As of quarter four (Q4) 2020, the country’s unemployment stood at 33.3 percent from 27.1 percent in Q2 of the same year. The report blames rising unemployment largely on the low capacity of the manufacturing sector.

Unemployment has adversely affected the disposable income of families and eroded purchasing power.

Cooking gas prices

The latter part of the year witnessed a spike in the price of refilling a 12.5kg cylinder for Liquefied Petroleum Gas (cooking gas). This added more financial stress to the already stretched consumers dealing with inflation and low incomes.

According to the National Bureau of Statistics, the average price for refilling a 12.5kg cooking gas cylinder rose by 62.8 percent over the past year.

Experts blame the price hike of cooking gas on the dearth of infrastructure, the global shortfall in gas supply, inadequate local production, shortage of FX, devaluation of the naira, logistic hitches, and the recent introduction of Value Added Tax charges by the Federal Government.

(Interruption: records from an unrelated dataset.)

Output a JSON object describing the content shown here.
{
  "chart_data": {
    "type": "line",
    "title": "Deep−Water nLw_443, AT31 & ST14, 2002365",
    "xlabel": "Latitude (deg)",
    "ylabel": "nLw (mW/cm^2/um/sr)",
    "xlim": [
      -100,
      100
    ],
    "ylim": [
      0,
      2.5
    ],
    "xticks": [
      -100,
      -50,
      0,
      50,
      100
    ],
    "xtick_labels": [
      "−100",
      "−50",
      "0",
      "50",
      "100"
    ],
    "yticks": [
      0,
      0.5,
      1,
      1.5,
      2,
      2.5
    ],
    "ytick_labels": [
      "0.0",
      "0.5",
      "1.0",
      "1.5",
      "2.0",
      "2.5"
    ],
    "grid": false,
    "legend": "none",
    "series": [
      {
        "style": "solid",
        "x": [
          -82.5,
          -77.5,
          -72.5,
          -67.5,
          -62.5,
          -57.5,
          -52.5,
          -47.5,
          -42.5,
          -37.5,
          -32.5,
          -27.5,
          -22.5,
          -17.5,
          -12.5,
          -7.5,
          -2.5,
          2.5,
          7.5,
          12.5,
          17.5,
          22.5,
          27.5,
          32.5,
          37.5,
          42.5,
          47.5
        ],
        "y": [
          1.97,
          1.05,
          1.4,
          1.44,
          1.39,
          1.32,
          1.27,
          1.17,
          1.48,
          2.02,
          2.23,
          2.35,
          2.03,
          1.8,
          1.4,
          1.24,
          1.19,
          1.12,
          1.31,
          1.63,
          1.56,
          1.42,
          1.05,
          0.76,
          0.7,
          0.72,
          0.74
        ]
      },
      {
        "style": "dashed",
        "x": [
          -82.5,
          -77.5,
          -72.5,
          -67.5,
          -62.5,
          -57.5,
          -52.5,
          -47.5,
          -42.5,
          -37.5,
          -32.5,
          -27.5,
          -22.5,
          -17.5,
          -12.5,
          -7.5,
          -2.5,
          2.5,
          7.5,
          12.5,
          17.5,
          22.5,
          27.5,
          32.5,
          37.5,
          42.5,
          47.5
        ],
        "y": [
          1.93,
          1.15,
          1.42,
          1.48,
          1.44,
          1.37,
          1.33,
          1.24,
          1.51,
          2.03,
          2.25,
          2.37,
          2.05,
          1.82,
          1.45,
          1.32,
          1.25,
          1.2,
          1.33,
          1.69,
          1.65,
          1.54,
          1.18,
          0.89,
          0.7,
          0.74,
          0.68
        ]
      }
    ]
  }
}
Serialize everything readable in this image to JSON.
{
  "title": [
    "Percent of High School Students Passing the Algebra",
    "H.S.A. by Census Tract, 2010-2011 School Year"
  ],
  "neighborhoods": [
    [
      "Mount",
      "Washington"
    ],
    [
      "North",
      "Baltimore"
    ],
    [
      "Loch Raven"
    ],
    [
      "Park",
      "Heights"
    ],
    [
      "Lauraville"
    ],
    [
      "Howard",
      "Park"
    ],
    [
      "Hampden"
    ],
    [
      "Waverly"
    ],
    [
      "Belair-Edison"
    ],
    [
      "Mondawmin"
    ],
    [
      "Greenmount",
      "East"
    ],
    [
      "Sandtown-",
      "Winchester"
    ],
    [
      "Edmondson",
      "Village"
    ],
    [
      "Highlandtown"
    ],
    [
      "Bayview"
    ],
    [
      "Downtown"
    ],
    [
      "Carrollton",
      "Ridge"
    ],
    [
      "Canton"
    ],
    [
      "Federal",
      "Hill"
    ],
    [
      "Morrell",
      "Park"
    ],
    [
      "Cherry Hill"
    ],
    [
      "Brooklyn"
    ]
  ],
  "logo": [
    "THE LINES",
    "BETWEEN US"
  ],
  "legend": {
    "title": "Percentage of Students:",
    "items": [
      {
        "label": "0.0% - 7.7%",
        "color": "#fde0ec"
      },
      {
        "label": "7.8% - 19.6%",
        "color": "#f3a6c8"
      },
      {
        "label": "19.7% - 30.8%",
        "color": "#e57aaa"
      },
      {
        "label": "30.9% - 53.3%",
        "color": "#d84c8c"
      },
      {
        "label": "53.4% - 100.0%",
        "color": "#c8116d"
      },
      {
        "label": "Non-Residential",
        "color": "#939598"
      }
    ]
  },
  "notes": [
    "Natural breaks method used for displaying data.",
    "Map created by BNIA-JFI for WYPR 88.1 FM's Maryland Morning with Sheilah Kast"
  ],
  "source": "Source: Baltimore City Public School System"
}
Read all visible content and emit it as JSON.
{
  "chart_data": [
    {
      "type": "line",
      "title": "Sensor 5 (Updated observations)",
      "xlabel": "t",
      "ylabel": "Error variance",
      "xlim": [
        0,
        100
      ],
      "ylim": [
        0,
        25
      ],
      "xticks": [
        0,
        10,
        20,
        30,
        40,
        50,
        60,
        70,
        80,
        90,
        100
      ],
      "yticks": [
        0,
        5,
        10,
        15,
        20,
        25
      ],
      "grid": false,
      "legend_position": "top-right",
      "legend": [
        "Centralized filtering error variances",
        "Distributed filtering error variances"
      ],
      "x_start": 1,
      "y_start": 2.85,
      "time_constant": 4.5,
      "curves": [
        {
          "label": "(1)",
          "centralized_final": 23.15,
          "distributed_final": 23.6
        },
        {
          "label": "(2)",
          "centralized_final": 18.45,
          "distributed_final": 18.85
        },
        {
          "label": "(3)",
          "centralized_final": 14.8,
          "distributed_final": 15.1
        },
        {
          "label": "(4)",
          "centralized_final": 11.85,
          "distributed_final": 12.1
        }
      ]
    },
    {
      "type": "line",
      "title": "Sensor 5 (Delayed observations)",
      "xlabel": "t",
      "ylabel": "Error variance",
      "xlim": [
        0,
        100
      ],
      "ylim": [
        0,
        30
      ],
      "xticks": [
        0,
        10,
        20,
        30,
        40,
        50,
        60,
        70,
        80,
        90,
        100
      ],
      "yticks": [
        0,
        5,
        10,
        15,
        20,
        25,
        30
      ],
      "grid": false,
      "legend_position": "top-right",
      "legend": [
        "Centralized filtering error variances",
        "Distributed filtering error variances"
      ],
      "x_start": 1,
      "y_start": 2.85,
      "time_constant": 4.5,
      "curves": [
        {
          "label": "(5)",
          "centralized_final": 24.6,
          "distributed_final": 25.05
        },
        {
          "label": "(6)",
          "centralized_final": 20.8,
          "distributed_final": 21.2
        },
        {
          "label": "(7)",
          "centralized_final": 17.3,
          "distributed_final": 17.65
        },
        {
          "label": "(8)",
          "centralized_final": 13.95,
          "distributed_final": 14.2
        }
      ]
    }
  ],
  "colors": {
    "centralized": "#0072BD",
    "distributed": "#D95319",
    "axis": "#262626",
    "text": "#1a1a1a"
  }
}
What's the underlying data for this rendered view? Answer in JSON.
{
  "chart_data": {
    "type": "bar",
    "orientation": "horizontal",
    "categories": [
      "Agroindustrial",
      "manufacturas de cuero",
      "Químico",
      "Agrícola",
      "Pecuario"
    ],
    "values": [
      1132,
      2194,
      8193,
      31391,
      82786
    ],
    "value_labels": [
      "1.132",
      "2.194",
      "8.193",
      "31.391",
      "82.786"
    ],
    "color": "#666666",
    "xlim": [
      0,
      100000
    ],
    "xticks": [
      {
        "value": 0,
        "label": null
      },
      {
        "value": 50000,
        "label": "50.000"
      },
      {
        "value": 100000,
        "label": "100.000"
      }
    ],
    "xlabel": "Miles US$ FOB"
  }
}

Analysts say 2021 is one of the worst years in terms of insecurity with several cases of mass abductions, kidnappings, and violent crimes in Nigeria, surging to their highest in at least a decade.

According to data from the Armed Conflict Location & Event Data Project, about 1,200 people have been kidnapped in the first half of 2021 from 45 in 2010.

The kidnap for ransom business is booming across Northern Nigeria, and schoolchildren are its hottest commodity. Nearly 900 students have been taken from schools in mass abductions since December 2020, data from the United Nations show.

A report by SBM Intelligence shows that N10 billion ($19.96m as of June 30) was demanded a ransom for kidnapped victims by criminal gangs.